An elderly husband had an IRA Qualified Annuity Policy and was taking yearly payouts. The Policy had a Sole Beneficiary. The husband made out a Change of Beneficiary Form, naming his wife as Primary Beneficiary and naming his 3 children as Contingent Beneficiaries. The form was signed by him and by the insurance agent. The husband intended to send it to the Insurance Company himself, but laid it aside, and then forgot to do so. Instead, he filed that document with his important papers, alongside the Policy. Then the husband died. Although his intent was for his wife to inherit, the Insurance Company did not receive and process the change.
Is there any recourse for his wife?

Could the named Beneficiary theoretically decline benefits and if so what would become of the Policy?

Total Comments: 3

Posted: Fri Oct 18, 2013 08:14 am Post Subject:

Is there any recourse for his wife?


NO. He could have "laid it aside" as an afterthought, believing that he wasn't sure he really wanted to do that.

However, if the Annuity was an IRA, federal law may still give the surviving spouse an entitlement to the proceeds.

Posted: Fri Oct 18, 2013 07:11 pm Post Subject: Deceased husband's annuity beneficiary

Could the named Beneficiary theoretically decline benefits and if so what would become of the Policy?

Posted: Sat Oct 19, 2013 04:55 am Post Subject:

Under §2518 of the Internal Revenue Code, a person may make a qualified disclaimer with respect to property passing at death so long as (i) the disclaimer is in writing, (ii) the writing is received by the decedent's representative within nine months of the date of death, (iii) the disclaimant has not accepted the interest or any of its benefits prior to making the disclaimer, and (iv) as a result of the refusal, the interest passes without any direction on the part of the person making the disclaimer. Where a disclaimer is "qualified" under §2518, the disclaimant is not treated as having made a gift of the disclaimed property to the takers in default.
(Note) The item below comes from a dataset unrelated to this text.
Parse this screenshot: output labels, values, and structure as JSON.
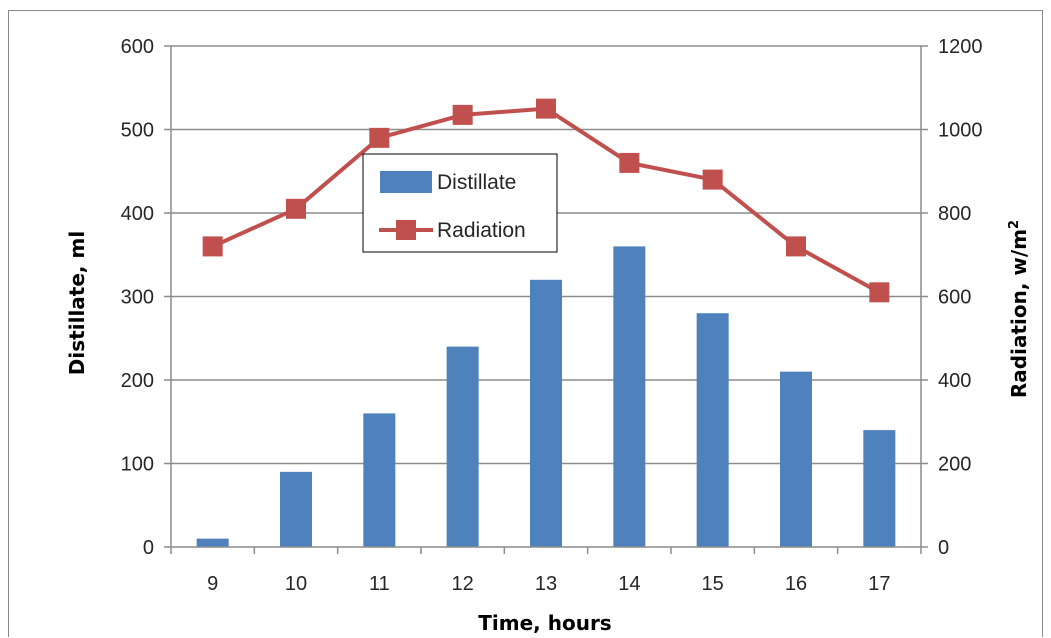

what would become of the Policy?

Technically, the policy ends with the death of the annuitant. At that point, the insurance company must follow the contractual obligation it has, if any, to a beneficiary. Some annuity payment options do not provide for continuing payments (as a lump sum or monthly/annual installments), and the insurance company retains the balance of the annuity's assets.

The Internal Revenue Code also allows a surviving spouse, as beneficiary, the option to continue an annuity as his/her own.